Merge pull request #556 from rcali21/PROV-test

djarecka · web-flow · commit 64916f4e59b4 · 2022-09-09T11:33:18.000-04:00
WIP: adding task input info
diff --git a/pydra/engine/audit.py b/pydra/engine/audit.py
@@ -49,7 +49,15 @@ def start_audit(self, odir):
         self.odir = odir
         if self.audit_check(AuditFlag.PROV):
             self.aid = f"uid:{gen_uuid()}"
-            start_message = {"@id": self.aid, "@type": "task", "startedAtTime": now()}
+
+            user_id = f"uid:{gen_uuid()}"
+            start_message = {
+                "@id": self.aid,
+                "@type": "task",
+                "startedAtTime": now(),
+                "executedBy": user_id,
+            }
+
         os.chdir(self.odir)
         if self.audit_check(AuditFlag.PROV):
             self.audit_message(start_message, AuditFlag.PROV)
@@ -160,3 +168,24 @@ def audit_check(self, flag):
             Boolean AND for self.oudit_flags and flag
         """
         return self.audit_flags & flag
+
+    def audit_task(self, task):
+        label = task.name
+        if hasattr(task.inputs, "executable"):
+            command = task.cmdline
+        # assume function task
+        else:
+            # work on changing this to function name
+            command = None
+
+        start_message = {
+            "@id": self.aid,
+            "@type": "task",
+            "label": label,
+            "command": command,
+            "startedAtTime": now(),
+        }
+        self.audit_message(start_message, AuditFlag.PROV)
+
+        # add more fields according to BEP208 doc
+        # with every field, check in tests
diff --git a/pydra/engine/core.py b/pydra/engine/core.py
@@ -503,6 +503,8 @@ def _run(self, rerun=False, **kwargs):
             result = Result(output=None, runtime=None, errored=False)
             self.hooks.pre_run_task(self)
             self.audit.start_audit(odir=output_dir)
+            if self.audit.audit_check(AuditFlag.PROV):
+                self.audit.audit_task(task=self)
             try:
                 self.audit.monitor()
                 self._run_task()
diff --git a/pydra/engine/tests/test_task.py b/pydra/engine/tests/test_task.py
@@ -5,7 +5,8 @@
 import cloudpickle as cp
 from pathlib import Path
 import re
-
+import json
+import glob as glob
 from ... import mark
 from ..core import Workflow
 from ..task import AuditFlag, ShellCommandTask, DockerTask, SingularityTask
@@ -986,6 +987,60 @@ def testfunc(a: int, b: float = 0.1) -> ty.NamedTuple("Output", [("out", float)]

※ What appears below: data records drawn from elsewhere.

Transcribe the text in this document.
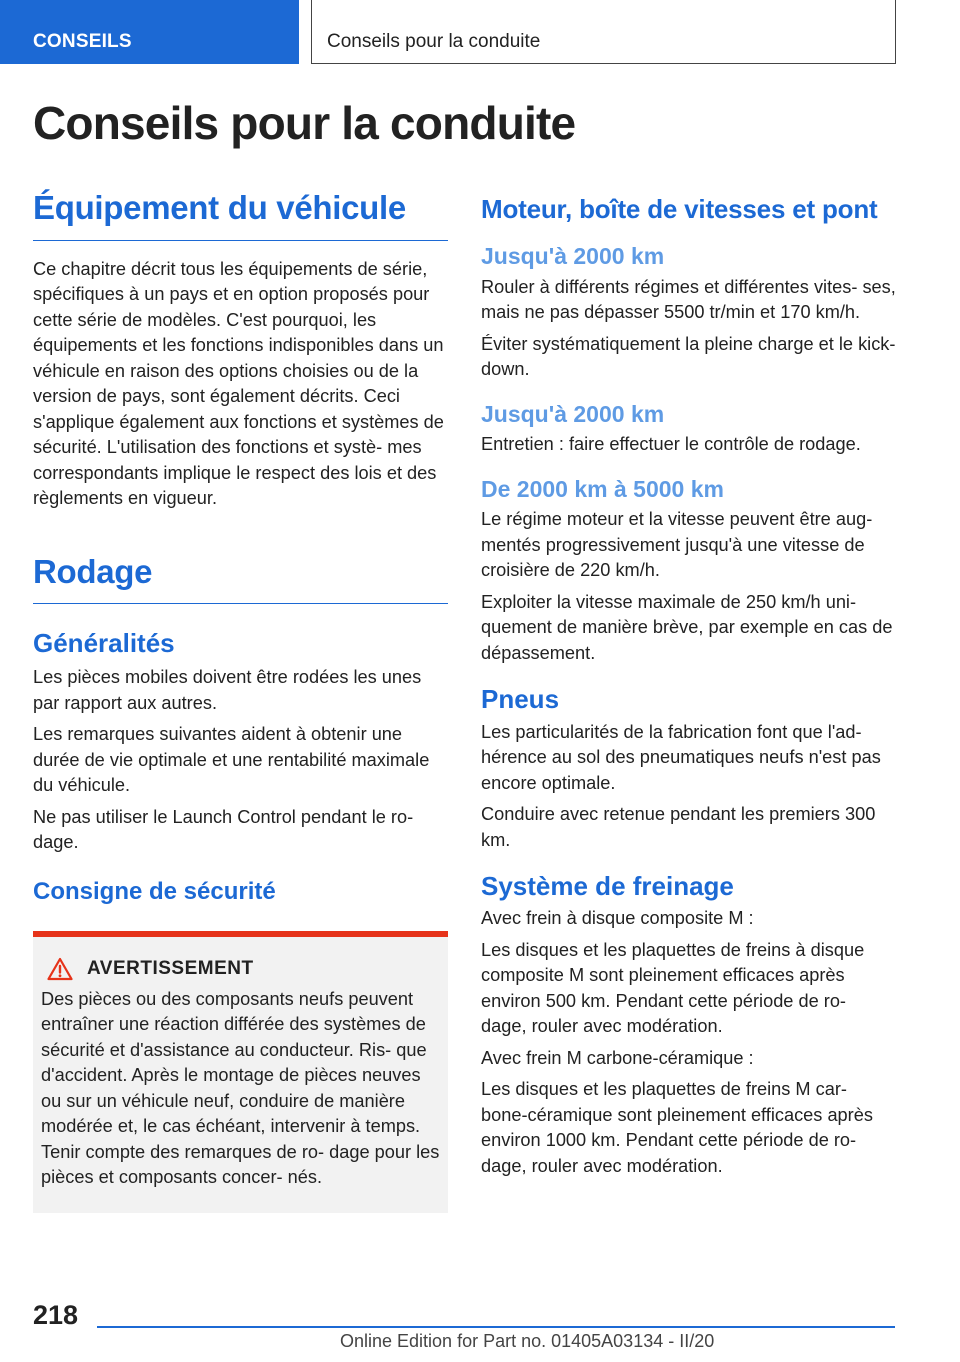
CONSEILS	Conseils pour la conduite
Conseils pour la conduite
Équipement du véhicule

Ce chapitre décrit tous les équipements de série, spécifiques à un pays et en option proposés pour cette série de modèles. C'est pourquoi, les équipements et les fonctions indisponibles dans un véhicule en raison des options choisies ou de la version de pays, sont également décrits. Ceci s'applique également aux fonctions et systèmes de sécurité. L'utilisation des fonctions et systè‐ mes correspondants implique le respect des lois et des règlements en vigueur.

Rodage
Généralités

Les pièces mobiles doivent être rodées les unes par rapport aux autres.

Les remarques suivantes aident à obtenir une durée de vie optimale et une rentabilité maximale du véhicule.

Ne pas utiliser le Launch Control pendant le ro‐ dage.

Consigne de sécurité
AVERTISSEMENT

Des pièces ou des composants neufs peuvent entraîner une réaction différée des systèmes de sécurité et d'assistance au conducteur. Ris‐ que d'accident. Après le montage de pièces neuves ou sur un véhicule neuf, conduire de manière modérée et, le cas échéant, intervenir à temps. Tenir compte des remarques de ro‐ dage pour les pièces et composants concer‐ nés.

Moteur, boîte de vitesses et pont
Jusqu'à 2000 km

Rouler à différents régimes et différentes vites‐ ses, mais ne pas dépasser 5500 tr/min et 170 km/h.

Éviter systématiquement la pleine charge et le kick-down.

Jusqu'à 2000 km

Entretien : faire effectuer le contrôle de rodage.

De 2000 km à 5000 km

Le régime moteur et la vitesse peuvent être aug‐ mentés progressivement jusqu'à une vitesse de croisière de 220 km/h.

Exploiter la vitesse maximale de 250 km/h uni‐ quement de manière brève, par exemple en cas de dépassement.

Pneus

Les particularités de la fabrication font que l'ad‐ hérence au sol des pneumatiques neufs n'est pas encore optimale.

Conduire avec retenue pendant les premiers 300 km.

Système de freinage

Avec frein à disque composite M :

Les disques et les plaquettes de freins à disque composite M sont pleinement efficaces après environ 500 km. Pendant cette période de ro‐ dage, rouler avec modération.

Avec frein M carbone-céramique :

Les disques et les plaquettes de freins M car‐ bone-céramique sont pleinement efficaces après environ 1000 km. Pendant cette période de ro‐ dage, rouler avec modération.

218
Online Edition for Part no. 01405A03134 - II/20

     assert (tmpdir / funky.checksum / "messages.jsonld").exists()
 
 
+def test_audit_task(tmpdir):
+    @mark.task
+    def testfunc(a: int, b: float = 0.1) -> ty.NamedTuple("Output", [("out", float)]):
+        return a + b
+
+    from glob import glob
+
+    funky = testfunc(a=2, audit_flags=AuditFlag.PROV, messengers=FileMessenger())

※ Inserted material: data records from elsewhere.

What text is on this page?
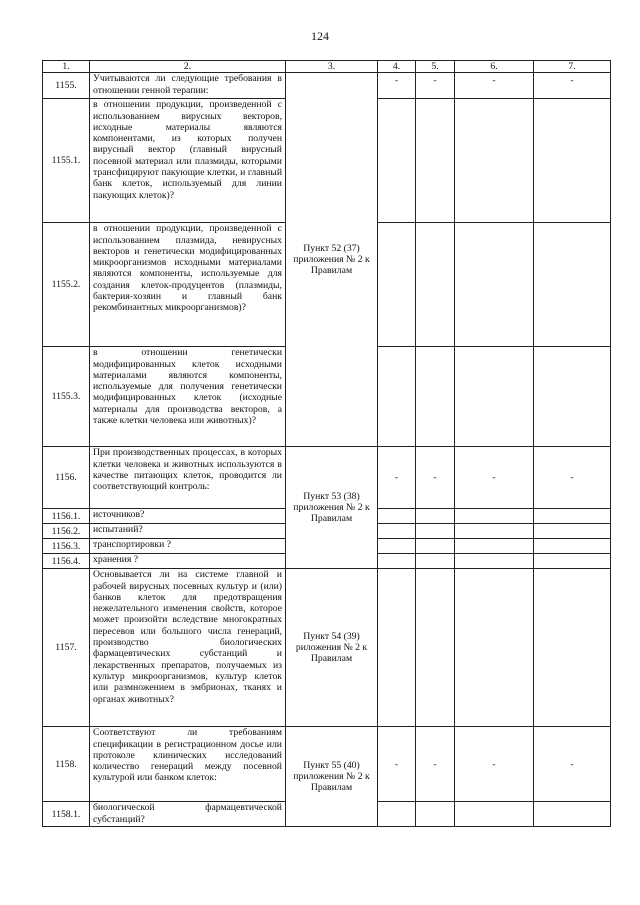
124
1.	2.	3.	4.	5.	6.	7.
1155.	Учитываются ли следующие требования в отношении генной терапии:	Пункт 52 (37) приложения № 2 к Правилам	-	-	-	-
1155.1.	в отношении продукции, произведенной с использованием вирусных векторов, исходные материалы являются компонентами, из которых получен вирусный вектор (главный вирусный посевной материал или плазмиды, которыми трансфицируют пакующие клетки, и главный банк клеток, используемый для линии пакующих клеток)?					
1155.2.	в отношении продукции, произведенной с использованием плазмида, невирусных векторов и генетически модифицированных микроорганизмов исходными материалами являются компоненты, используемые для создания клеток-продуцентов (плазмиды, бактерия-хозяин и главный банк рекомбинантных микроорганизмов)?					
1155.3.	в отношении генетически модифицированных клеток исходными материалами являются компоненты, используемые для получения генетически модифицированных клеток (исходные материалы для производства векторов, а также клетки человека или животных)?					
1156.	При производственных процессах, в которых клетки человека и животных используются в качестве питающих клеток, проводится ли соответствующий контроль:	Пункт 53 (38) приложения № 2 к Правилам	-	-	-	-
1156.1.	источников?					
1156.2.	испытаний?					
1156.3.	транспортировки ?					
1156.4.	хранения ?					
1157.	Основывается ли на системе главной и рабочей вирусных посевных культур и (или) банков клеток для предотвращения нежелательного изменения свойств, которое может произойти вследствие многократных пересевов или большого числа генераций, производство биологических фармацевтических субстанций и лекарственных препаратов, получаемых из культур микроорганизмов, культур клеток или размножением в эмбрионах, тканях и органах животных?	Пункт 54 (39) риложения № 2 к Правилам				
1158.	Соответствуют ли требованиям спецификации в регистрационном досье или протоколе клинических исследований количество генераций между посевной культурой или банком клеток:	Пункт 55 (40) приложения № 2 к Правилам	-	-	-	-
1158.1.	биологической фармацевтической субстанций?					
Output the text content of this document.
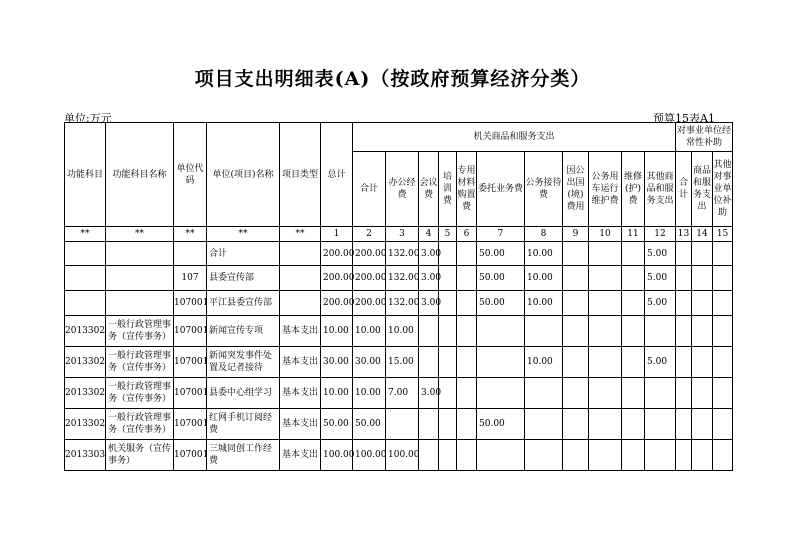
项目支出明细表(A)（按政府预算经济分类）
单位:万元	预算15表A1
功能科目	功能科目名称	单位代码	单位(项目)名称	项目类型	总计	机关商品和服务支出											对事业单位经常性补助		
						合计	办公经费	会议费	培训费	专用材料购置费	委托业务费	公务接待费	因公出国(境)费用	公务用车运行维护费	维修(护)费	其他商品和服务支出	合计	商品和服务支出	其他对事业单位补助
**	**	**	**	**	1	2	3	4	5	6	7	8	9	10	11	12	13	14	15
			合计		200.00	200.00	132.00	3.00			50.00	10.00				5.00			
		107	县委宣传部		200.00	200.00	132.00	3.00			50.00	10.00				5.00			
		107001	平江县委宣传部		200.00	200.00	132.00	3.00			50.00	10.00				5.00			
2013302	一般行政管理事务（宣传事务）	107001	新闻宣传专项	基本支出	10.00	10.00	10.00												
2013302	一般行政管理事务（宣传事务）	107001	新闻突发事件处置及记者接待	基本支出	30.00	30.00	15.00					10.00				5.00			
2013302	一般行政管理事务（宣传事务）	107001	县委中心组学习	基本支出	10.00	10.00	7.00	3.00											
2013302	一般行政管理事务（宣传事务）	107001	红网手机订阅经费	基本支出	50.00	50.00					50.00								
2013303	机关服务（宣传事务）	107001	三城同创工作经费	基本支出	100.00	100.00	100.00												
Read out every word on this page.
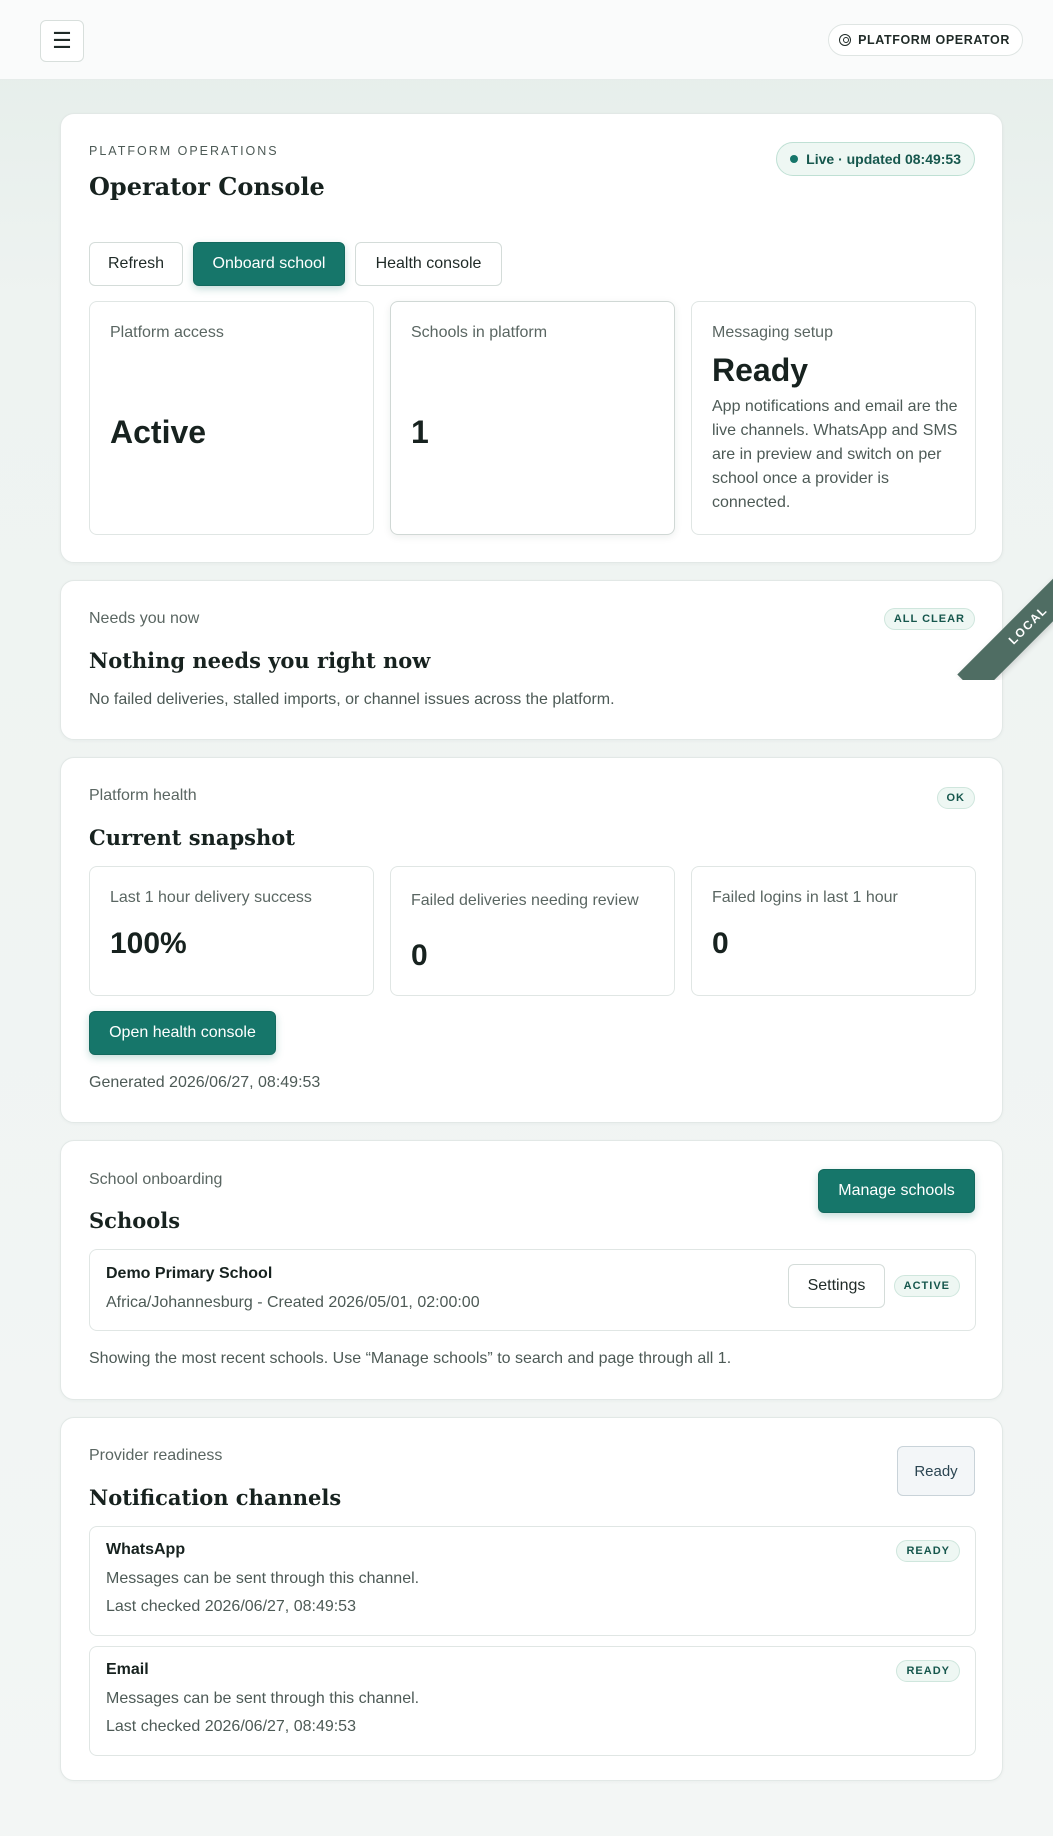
☰	PLATFORM OPERATOR
PLATFORM OPERATIONS
Operator Console
Live · updated 08:49:53
Refresh	Onboard school	Health console
Platform access
Active
Schools in platform
1
Messaging setup
Ready
App notifications and email are the live channels. WhatsApp and SMS are in preview and switch on per school once a provider is connected.
Needs you now	ALL CLEAR
Nothing needs you right now
No failed deliveries, stalled imports, or channel issues across the platform.
LOCAL
Platform health	OK
Current snapshot
Last 1 hour delivery success
100%
Failed deliveries needing review
0
Failed logins in last 1 hour
0
Open health console
Generated 2026/06/27, 08:49:53
School onboarding
Manage schools
Schools
Demo Primary School
Africa/Johannesburg - Created 2026/05/01, 02:00:00
Settings	ACTIVE
Showing the most recent schools. Use “Manage schools” to search and page through all 1.
Provider readiness
Ready
Notification channels
WhatsApp	READY
Messages can be sent through this channel.
Last checked 2026/06/27, 08:49:53
Email	READY
Messages can be sent through this channel.
Last checked 2026/06/27, 08:49:53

+    funky.cache_dir = tmpdir
+    funky()
+    message_path = tmpdir / funky.checksum / "messages"
+    # go through each jsonld file in message_path and check if the label field exists
+    json_content = []
+    for file in glob(str(message_path) + "/*.jsonld"):
+        with open(file, "r") as f:
+            data = json.load(f)
+            if "label" in data:
+                json_content.append(True)
+                assert "testfunc" == data["label"]
+    assert any(json_content)
+
+
+def test_audit_shellcommandtask(tmpdir):
+    args = "-l"
+    shelly = ShellCommandTask(
+        name="shelly",
+        executable="ls",
+        args=args,
+        audit_flags=AuditFlag.PROV,
+        messengers=FileMessenger(),
+    )
+
+    from glob import glob
+
+    shelly.cache_dir = tmpdir
+    shelly()
+    message_path = tmpdir / shelly.checksum / "messages"
+    # go through each jsonld file in message_path and check if the label field exists
+    label_content = []
+    command_content = []
+
+    for file in glob(str(message_path) + "/*.jsonld"):
+        with open(file, "r") as f:
+            data = json.load(f)
+            if "label" in data:
+                label_content.append(True)
+            if "command" in data:
+                command_content.append(True)
+                assert "ls -l" == data["command"]
+
+    print(command_content)
+    assert any(label_content)
+
+
 def test_audit_prov_messdir_1(tmpdir, use_validator):
     """customized messenger dir"""
 
@@ -1082,7 +1137,7 @@ def testfunc(a: int, b: float = 0.1) -> ty.NamedTuple("Output", [("out", float)]
     from glob import glob
 
     assert len(glob(str(tmpdir / funky.checksum / "proc*.log"))) == 1
-    assert len(glob(str(message_path / "*.jsonld"))) == 6
+    assert len(glob(str(message_path / "*.jsonld"))) == 7
 
     # commented out to speed up testing
     collect_messages(tmpdir / funky.checksum, message_path, ld_op="compact")